The past week, it seemed markets were ready for a nice rip to the upside, on at least a couple of occasions.  That is something actually, as since late August the bulls have been struggling to string some momentum together.  While Monday was a solid win, the sellers came out in earnest the next day with a gap down and close lower that did not give the bulls a chance.  Friday seemed to be all about the upside, given the big rally off the monthly lows the prior day. 

A 25 handle gap up in the futures was sold down mercilessly.  The internals were deteriorating all day long, so it was really no surprise when the futures went negative.  Notable was the weakness in NASDAQ and the Russell 2K, part in parcel to the deep losses in biotech.  Though the Dow Industrials were shining all day long thanks to Nike, that stock was only one in a handful to close positive on the day.

Bear market rallies tend to be strong and often elusive unless you are willing to guess on the outcome, like Friday.  If you decided to go long Thursday, you guessed right.  But if you stayed long, you most likely gave it all back.  This market is not giving you much chance to take a breath.  That is sign of an unhealthy market environment.

This is bear market action. Period. There is just no spinning it any other way, and eventually all stocks will get hit – and hard (if it hasn’t already happened).  Now, the Fed has been a huge boost to equity prices that is well understood.  But with policy shifting on the horizon as the committee sees more influences that could cause inflationary expectations to arise, they are likely to be more proactive with tighter policy – sooner rather than later. 

Take a look at the SPX chart.  We can see several doji days this week, which measures up to indecision.  Answer me this:  If prices are at such a bargain now (as many would have you believe), some well over 20% lower and the indices about 8% off their highs, why is there so much indecision?  The price action tells the truth – always.  It is poor and prior leaders are faltering.  Friday it was the biotech’s (see IBB chart), which were taken down particularly hard across the board.  A former leader now has made significantly lower levels. 

A bearish chart pattern that keeps coming up is the evening star, correctly noted by my good friend Rob Moreno several times over the past month.  Rob reminds us this pattern shows a doji top and confirms the move the next day, which is a pattern game changer.  At least three of these have shown up in September, and another one may have occurred on Sept 25, with another down day there will be more downside to come.

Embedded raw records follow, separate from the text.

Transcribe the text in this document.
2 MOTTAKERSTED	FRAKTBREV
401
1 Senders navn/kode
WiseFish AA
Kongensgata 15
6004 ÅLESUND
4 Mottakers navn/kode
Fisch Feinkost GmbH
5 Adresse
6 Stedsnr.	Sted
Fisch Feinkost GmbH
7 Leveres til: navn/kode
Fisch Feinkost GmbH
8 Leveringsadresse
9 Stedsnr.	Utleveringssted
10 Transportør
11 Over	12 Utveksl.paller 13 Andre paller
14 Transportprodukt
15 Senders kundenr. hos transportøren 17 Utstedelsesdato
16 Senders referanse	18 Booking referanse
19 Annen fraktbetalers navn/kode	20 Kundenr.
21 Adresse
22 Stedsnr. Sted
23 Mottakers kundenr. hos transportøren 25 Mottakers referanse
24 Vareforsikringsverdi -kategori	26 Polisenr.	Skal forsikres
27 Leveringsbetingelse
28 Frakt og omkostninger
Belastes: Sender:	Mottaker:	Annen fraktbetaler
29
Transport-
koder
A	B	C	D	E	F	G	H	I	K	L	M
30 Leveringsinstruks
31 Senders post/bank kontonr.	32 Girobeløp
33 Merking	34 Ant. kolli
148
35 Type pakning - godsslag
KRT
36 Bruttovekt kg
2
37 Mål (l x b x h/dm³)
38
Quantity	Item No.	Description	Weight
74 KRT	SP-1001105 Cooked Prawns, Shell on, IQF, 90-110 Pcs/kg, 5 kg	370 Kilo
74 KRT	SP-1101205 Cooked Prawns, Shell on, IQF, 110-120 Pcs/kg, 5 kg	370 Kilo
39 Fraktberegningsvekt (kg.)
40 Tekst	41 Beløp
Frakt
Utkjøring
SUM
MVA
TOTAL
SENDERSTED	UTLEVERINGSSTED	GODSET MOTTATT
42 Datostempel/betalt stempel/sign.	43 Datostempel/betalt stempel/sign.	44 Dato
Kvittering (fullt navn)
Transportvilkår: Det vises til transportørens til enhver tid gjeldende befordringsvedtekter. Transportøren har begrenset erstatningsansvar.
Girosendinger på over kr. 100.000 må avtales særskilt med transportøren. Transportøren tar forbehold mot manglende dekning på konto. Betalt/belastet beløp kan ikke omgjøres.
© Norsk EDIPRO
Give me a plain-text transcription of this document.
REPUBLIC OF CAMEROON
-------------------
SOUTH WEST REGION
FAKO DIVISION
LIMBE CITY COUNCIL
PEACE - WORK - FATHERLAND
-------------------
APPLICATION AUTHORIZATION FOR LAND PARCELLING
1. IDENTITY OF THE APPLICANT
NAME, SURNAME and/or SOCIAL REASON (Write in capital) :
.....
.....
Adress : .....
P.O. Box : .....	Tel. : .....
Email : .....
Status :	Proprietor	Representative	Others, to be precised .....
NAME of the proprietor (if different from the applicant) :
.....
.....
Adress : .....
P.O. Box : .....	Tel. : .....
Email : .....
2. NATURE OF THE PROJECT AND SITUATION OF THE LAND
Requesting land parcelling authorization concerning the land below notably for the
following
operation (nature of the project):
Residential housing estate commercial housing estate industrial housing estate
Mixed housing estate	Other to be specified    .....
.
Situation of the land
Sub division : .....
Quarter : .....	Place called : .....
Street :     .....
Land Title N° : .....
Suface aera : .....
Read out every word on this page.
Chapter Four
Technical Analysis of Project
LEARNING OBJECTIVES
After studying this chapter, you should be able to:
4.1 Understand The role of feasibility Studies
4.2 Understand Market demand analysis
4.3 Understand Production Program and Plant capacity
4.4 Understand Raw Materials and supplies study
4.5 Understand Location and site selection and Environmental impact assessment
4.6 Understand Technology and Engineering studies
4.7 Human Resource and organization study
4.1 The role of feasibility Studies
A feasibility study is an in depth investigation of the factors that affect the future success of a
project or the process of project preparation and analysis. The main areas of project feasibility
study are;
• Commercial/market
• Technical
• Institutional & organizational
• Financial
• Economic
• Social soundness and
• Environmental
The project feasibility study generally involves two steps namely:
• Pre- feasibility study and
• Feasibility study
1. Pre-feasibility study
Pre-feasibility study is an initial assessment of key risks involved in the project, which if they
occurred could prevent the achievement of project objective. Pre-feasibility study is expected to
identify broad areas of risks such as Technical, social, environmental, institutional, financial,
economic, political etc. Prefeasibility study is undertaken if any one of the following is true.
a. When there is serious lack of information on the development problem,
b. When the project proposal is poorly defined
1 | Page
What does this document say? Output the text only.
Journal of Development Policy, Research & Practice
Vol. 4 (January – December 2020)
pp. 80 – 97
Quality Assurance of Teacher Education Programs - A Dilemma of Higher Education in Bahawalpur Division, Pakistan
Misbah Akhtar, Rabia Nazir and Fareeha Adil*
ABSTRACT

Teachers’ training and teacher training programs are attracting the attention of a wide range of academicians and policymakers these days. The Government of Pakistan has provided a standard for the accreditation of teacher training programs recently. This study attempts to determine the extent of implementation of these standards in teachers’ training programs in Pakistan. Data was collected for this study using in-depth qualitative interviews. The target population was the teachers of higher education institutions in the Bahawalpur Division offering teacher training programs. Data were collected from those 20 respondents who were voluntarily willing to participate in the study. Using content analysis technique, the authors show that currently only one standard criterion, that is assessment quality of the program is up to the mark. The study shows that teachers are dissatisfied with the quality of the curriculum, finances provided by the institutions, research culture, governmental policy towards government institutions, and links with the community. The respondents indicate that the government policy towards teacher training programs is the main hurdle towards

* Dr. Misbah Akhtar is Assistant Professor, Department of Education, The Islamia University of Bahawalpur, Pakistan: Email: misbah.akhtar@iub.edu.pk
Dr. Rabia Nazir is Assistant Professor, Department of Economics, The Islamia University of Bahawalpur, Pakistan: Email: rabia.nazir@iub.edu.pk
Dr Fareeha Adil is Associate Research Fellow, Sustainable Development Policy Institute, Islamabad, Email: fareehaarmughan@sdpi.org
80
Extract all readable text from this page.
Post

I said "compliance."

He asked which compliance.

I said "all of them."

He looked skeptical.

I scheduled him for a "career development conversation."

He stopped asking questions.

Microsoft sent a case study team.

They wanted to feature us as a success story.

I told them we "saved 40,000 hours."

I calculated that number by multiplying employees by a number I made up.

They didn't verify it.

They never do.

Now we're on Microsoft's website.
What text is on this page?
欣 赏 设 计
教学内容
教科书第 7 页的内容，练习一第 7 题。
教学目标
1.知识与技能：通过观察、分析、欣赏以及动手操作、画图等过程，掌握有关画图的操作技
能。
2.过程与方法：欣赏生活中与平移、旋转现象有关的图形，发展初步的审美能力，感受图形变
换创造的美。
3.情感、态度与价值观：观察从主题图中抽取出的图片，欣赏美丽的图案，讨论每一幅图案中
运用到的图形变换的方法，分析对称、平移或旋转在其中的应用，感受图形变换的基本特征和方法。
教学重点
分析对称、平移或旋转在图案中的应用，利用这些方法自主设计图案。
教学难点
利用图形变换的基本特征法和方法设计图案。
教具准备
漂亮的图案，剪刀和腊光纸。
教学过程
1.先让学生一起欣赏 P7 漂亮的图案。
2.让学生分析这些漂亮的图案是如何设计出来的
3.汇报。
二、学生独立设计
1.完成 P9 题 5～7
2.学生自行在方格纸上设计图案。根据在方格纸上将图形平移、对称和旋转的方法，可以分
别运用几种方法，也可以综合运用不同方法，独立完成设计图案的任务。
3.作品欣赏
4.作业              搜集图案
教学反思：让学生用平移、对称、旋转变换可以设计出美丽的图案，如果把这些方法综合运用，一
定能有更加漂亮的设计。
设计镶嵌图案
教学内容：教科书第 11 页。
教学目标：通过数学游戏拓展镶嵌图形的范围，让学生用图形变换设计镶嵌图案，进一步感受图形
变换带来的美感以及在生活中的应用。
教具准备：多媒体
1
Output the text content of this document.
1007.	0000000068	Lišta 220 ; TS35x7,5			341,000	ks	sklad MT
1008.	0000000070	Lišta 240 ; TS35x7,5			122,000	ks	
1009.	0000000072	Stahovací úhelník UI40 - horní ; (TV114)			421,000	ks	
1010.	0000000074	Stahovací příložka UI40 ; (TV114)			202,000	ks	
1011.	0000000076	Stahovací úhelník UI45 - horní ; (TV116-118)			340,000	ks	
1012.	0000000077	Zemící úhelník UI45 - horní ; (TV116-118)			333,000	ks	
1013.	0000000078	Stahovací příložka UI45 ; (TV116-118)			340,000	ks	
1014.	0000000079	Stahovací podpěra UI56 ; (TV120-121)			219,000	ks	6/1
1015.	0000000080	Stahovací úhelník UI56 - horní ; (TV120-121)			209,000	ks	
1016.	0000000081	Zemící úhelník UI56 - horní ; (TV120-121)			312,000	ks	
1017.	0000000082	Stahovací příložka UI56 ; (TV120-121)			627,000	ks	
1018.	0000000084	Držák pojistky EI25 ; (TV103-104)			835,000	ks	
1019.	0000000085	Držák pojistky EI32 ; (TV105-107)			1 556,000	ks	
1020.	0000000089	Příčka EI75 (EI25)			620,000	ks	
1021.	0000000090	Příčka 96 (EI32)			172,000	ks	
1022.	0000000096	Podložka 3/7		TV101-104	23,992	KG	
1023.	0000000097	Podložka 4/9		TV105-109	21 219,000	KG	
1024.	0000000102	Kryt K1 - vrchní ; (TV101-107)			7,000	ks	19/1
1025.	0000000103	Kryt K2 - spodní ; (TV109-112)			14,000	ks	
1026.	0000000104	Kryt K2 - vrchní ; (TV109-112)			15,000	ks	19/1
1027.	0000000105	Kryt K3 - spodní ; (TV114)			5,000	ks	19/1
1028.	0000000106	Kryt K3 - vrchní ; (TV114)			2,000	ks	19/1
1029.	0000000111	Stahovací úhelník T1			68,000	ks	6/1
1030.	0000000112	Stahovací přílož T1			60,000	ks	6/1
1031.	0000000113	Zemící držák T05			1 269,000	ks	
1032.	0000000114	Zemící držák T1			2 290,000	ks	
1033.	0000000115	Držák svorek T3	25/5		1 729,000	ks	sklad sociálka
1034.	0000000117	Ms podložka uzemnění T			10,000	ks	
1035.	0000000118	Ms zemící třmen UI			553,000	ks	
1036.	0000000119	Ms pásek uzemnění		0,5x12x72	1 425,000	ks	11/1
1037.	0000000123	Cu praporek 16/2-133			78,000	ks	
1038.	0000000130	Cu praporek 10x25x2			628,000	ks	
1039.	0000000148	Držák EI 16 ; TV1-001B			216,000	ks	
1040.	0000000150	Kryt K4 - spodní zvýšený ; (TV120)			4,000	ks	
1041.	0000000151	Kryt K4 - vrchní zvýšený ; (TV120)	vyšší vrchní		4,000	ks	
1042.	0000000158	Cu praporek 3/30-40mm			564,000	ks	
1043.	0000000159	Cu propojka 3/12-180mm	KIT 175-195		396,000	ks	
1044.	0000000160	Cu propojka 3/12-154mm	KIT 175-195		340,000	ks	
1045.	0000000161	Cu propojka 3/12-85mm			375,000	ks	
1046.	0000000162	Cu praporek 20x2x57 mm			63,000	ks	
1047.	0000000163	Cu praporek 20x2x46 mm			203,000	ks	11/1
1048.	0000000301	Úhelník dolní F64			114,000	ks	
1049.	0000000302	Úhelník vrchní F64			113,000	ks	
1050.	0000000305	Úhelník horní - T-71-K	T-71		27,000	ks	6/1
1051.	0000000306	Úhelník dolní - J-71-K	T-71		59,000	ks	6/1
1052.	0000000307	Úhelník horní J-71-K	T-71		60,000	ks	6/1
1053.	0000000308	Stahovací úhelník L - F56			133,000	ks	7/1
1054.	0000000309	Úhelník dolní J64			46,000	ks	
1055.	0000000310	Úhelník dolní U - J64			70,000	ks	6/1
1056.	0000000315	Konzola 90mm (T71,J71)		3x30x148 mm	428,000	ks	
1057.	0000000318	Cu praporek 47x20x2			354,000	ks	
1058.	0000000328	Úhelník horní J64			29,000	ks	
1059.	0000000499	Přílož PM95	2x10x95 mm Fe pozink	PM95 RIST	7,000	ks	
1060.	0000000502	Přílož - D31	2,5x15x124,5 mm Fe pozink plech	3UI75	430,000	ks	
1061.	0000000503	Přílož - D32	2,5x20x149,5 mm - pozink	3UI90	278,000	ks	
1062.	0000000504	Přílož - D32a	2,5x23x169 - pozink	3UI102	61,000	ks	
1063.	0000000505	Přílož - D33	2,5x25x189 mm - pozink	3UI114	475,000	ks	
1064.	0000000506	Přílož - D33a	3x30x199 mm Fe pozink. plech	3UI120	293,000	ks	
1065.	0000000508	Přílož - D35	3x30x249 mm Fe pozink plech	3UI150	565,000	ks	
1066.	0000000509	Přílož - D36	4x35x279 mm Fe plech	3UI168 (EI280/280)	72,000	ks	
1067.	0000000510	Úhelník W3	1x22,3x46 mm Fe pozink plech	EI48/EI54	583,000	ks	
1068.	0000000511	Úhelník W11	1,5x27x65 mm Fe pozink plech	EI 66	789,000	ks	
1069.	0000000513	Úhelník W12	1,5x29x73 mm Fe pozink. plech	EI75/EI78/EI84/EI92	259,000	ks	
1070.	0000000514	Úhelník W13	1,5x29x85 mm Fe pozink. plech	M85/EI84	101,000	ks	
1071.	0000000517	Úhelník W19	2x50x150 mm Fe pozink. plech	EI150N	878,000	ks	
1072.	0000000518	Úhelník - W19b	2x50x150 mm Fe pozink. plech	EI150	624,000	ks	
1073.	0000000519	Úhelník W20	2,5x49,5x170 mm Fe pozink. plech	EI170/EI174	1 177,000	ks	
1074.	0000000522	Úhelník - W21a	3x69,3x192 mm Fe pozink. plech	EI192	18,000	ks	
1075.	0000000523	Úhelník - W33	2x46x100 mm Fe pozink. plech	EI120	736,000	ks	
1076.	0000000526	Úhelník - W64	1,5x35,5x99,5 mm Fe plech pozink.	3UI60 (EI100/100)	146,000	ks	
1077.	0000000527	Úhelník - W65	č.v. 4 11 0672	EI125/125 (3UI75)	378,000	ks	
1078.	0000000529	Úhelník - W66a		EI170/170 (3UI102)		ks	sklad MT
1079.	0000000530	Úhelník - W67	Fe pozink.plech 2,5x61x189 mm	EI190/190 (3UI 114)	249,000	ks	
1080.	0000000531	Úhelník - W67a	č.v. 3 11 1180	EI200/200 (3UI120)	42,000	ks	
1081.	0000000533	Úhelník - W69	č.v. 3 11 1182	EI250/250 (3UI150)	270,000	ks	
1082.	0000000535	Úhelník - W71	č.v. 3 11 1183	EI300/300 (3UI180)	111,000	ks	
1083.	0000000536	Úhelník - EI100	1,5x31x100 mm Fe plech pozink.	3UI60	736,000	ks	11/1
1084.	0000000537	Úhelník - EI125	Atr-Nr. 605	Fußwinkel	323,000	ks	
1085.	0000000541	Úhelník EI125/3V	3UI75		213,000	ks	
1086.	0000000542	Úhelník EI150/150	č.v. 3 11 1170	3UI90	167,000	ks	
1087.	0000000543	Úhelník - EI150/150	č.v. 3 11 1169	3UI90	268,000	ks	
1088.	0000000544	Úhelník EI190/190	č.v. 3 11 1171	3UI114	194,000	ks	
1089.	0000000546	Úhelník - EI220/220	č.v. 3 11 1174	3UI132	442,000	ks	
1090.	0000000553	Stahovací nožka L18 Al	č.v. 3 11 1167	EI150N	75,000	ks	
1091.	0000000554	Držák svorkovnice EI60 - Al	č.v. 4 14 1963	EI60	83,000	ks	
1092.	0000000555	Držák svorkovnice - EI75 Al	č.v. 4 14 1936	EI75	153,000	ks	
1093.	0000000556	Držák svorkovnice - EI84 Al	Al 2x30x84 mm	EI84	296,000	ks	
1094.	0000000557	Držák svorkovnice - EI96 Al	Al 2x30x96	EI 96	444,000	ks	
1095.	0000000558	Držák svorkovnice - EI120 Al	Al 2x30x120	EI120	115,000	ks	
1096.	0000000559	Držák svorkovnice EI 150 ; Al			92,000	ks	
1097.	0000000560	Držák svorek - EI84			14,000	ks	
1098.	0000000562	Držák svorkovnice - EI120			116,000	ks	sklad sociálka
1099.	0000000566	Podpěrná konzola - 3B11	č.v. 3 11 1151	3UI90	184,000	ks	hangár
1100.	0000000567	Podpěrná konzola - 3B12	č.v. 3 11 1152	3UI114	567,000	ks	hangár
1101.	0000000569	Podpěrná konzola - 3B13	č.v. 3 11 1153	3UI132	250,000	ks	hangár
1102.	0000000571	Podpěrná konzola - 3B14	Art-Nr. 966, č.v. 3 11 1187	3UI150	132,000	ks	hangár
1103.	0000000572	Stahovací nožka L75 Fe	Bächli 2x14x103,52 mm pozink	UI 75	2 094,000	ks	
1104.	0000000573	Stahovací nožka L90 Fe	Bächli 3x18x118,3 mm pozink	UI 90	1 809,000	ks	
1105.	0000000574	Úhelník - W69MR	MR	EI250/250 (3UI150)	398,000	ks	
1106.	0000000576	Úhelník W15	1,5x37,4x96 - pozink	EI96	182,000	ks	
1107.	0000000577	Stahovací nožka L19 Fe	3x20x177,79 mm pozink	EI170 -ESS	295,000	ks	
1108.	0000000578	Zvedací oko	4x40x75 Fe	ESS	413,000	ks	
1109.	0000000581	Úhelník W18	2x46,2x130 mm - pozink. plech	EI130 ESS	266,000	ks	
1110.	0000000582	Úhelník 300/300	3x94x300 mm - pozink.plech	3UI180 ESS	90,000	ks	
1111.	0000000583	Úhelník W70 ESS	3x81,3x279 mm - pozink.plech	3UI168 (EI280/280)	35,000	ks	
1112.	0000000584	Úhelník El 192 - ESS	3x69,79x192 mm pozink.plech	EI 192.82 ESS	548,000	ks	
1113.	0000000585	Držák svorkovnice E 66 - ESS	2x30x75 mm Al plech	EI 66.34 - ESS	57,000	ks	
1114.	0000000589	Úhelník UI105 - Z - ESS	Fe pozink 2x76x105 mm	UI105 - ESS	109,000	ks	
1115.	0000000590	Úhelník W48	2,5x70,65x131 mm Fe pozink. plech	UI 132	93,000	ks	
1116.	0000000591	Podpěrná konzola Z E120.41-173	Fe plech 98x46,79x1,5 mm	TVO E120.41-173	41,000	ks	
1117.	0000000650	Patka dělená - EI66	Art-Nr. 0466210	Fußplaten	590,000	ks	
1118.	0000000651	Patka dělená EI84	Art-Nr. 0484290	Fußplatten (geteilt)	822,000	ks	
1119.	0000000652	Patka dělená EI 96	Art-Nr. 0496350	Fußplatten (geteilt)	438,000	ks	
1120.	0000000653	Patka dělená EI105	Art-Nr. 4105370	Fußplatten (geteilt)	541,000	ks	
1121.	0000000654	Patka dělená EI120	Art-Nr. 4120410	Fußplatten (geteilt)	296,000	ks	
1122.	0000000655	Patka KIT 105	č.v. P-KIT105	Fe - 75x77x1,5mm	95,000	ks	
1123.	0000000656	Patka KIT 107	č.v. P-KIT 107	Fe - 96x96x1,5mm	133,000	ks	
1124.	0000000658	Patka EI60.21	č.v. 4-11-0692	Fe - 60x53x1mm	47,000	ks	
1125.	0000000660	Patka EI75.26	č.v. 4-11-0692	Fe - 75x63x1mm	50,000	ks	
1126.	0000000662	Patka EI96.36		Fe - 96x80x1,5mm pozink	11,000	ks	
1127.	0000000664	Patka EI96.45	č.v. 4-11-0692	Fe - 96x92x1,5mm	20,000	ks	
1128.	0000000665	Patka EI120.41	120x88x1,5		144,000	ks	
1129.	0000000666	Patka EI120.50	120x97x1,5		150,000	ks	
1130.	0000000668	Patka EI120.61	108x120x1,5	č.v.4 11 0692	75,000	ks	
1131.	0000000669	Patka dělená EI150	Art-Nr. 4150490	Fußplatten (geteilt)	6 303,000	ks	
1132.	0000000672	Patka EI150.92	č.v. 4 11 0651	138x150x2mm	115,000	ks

While you may look at the indices and believe this is just a short-lived correction, the action has me more concerned.  Time is always a major factor, and prior corrections were always short and sweet.  Over the last few years we have often seen a V-shaped bounce, a scary nosedive and then very sharp recovery. This time however, by all standards is not a correction in time that we are used to.  So far, prices have remained lower for well over a month and though prices did rally sharply they only met strong resistance and resumed the downtrend.  I suspect this will continue onward as the journey to lower prices continues.